クリード、今年2番目の倒産、不動産ファンドの冬はまだ続く
クリードが会社更正手続きを開始。今年2番目の上場企業倒産。不動産屋では2009年の第一号。負債総額は650億円。
クリードの社長は宗吉敏彦。2008年の10月までは持ち株数が約21000株で、所有割合は12%を越えていた。
社長はその持ち株を担保に金を借りていて、株価下落で担保が処分されたのが2008年10月。
シティバンク銀行株式会社に対し担保として差し入れた保有株券が、2008年10月10日に1株、2008年10月14日に190株減少しております(減少後の担保提供株数は350株)。
株式会社新生銀行に対し担保として差し入れた保有株券が、2008年10月10日に7株、2008年10月14日に2,861株減少しております(減少後の担保提供株数は0株)。
Deutsche Bank AGに対し担保として差し入れた保有株券が、2008年10月14日に1,786株減少しております(減少後の担保提供株数は4,214株)。
持ち株比率は8%に下落したわけですよ。10月に入ってからの株価の猛烈な下落はこの担保処分のせいですな。
そういう形で、社長が持ち株を担保に金を借り、担保処分で株価が下がる例は他にもある。アーバンコーポレイション、プロパスト、パシフィックホールディングスなど。他にもあるだろけれど、把握しきれませんな。
社長が持ち株を担保に金を借りている不動産屋。そういう会社は倒産する危険性が高いと言えましょう。
今となればクリードオフィス投資法人の売却も倒産準備の一環だったんだなあと分かります。さらに、クリード・オフィスREITの借入金利が異常に高いのも、やっぱり信用なくて倒産可能性が高い証拠なんだなあと今さらながらかみしめる。

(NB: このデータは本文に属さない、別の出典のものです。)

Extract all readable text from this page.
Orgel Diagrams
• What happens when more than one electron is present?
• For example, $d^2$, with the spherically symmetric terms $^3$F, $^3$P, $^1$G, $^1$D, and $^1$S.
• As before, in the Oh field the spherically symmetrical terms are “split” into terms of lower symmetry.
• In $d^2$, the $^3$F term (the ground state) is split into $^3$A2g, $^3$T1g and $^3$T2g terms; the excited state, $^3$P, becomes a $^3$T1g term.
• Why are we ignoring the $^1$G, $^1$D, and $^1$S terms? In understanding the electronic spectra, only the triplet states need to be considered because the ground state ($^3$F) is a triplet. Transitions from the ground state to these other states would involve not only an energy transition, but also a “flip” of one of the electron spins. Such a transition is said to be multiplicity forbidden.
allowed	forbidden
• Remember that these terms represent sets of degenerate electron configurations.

っていうか、倒産前に資産を処分するなんて、資産を逃がしたと考えられても仕方ないですな。上層部は倒産がヒタヒタ近づいていることなんて分かるはずで、え!倒産なの!?なんて状況であるはずはない。エゲツない。11月13日に1人、11月28日にもう1人、取締役が辞任していますけど、倒産企業の前兆としては非常によくある現象です。
クリードの筆頭株主はいちごアセット。いちごアセットは不動産企業ではアセットマネジャーズとアセットインベスターズにも投資している。全滅ですな。
2008年12月4日の時点ではタワー投資顧問が13%以上もクリード株を持っている。果たして売り抜けたのだろうか?売ってないだろうねえ。悲惨だねえ。